I don't think that it's unreasonable to expect that you should come up with the same number of votes when you count them the second time as you did when you counted them the first time. Margin of error applies to surveys, not votes. If they don't match, you keep counting until everyone agrees that the number that's reached is the right one.

When I used to work in the back office at the bookstore, I had to be able to count the bank deposit accurately. It had to be counted twice, then a third time by the manager on duty. All three counts had to result in the same amount. Every day. For thousands and thousands of dollars. You keep counting until you are positive that it's been counted correctly, even if the surly armored car guy has to stand around waiting for you, contemplating the consequences of taking out that gun and shooting you for making him wait.

If the machines that count came up with two different totals, I don't think that you have a leg to stand on when you claim that machine counts are more accurate than hand counts. I've been working around machines for a while now, and can tell you that they aren't infallible. As long as you have safeguards in place and don't give the sole responsibility for the manual count to some partisan, then I don't think that hand counts are inherently less accurate.

The Nader supporters who are saying that Bush and Gore are just two sides of the same coin need to have their heads examined (that includes Nader himself). Yes, the two major parties have both crept a little closer to the middle in recent years (not a bad thing), but they are still miles apart. Especially when it comes to things that are quite important to me and relevant in my life. Like the right to make decisions about my own body. Their underlying philosophies are different.

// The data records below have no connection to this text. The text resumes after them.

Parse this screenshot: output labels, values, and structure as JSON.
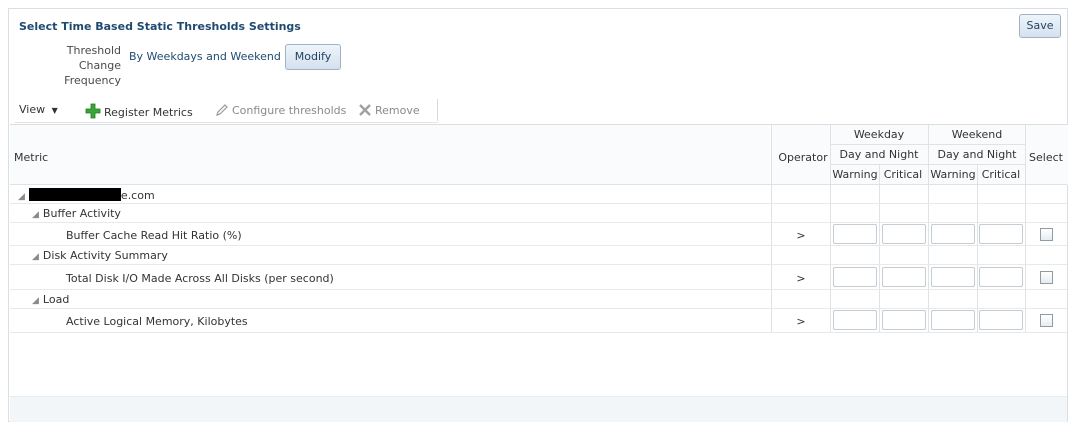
{
  "header": {
    "title": "Select Time Based Static Thresholds Settings",
    "save_label": "Save",
    "freq_label": "Threshold Change Frequency",
    "freq_value": "By Weekdays and Weekend",
    "modify_label": "Modify"
  },
  "toolbar": {
    "view_label": "View",
    "register_label": "Register Metrics",
    "configure_label": "Configure thresholds",
    "remove_label": "Remove"
  },
  "table": {
    "col_metric": "Metric",
    "col_operator": "Operator",
    "col_weekday": "Weekday",
    "col_weekend": "Weekend",
    "col_daynight": "Day and Night",
    "col_warning": "Warning",
    "col_critical": "Critical",
    "col_select": "Select",
    "target_suffix": "e.com",
    "groups": [
      {
        "name": "Buffer Activity",
        "metric": "Buffer Cache Read Hit Ratio (%)",
        "operator": ">"
      },
      {
        "name": "Disk Activity Summary",
        "metric": "Total Disk I/O Made Across All Disks (per second)",
        "operator": ">"
      },
      {
        "name": "Load",
        "metric": "Active Logical Memory, Kilobytes",
        "operator": ">"
      }
    ]
  }
}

If you're a Floridian and you voted for Nader, thinking that Gore and Bush are clones, I hope you're happy. I don't relish the thought of four years of "leadership" from a guy's whose claim to fame is having 131 people executed during his tenure as governor and once owning a baseball team.

And when did likeability become a prerequisite for president? Give me a brainiac over the class clown any day. Especially a clown who has admitted to drunk driving, and who picked a scary running mate who was caught TWICE for drunk driving. DUIs are like cockroaches -- for every one you see, there are hundreds more lurking below the surface.

To stave off the indignant replies, I am not a democrat. I can't wholeheartedly agree with the full platforms of either of the major parties. If the libertarians weren't so wacky and extremist, I'd probably be one of them. Libertarian Lite, I suppose. But given the choice of candidates this time around, I'd be much, much, much more comfortable with Gore in charge than with Bush. 'Nuff said.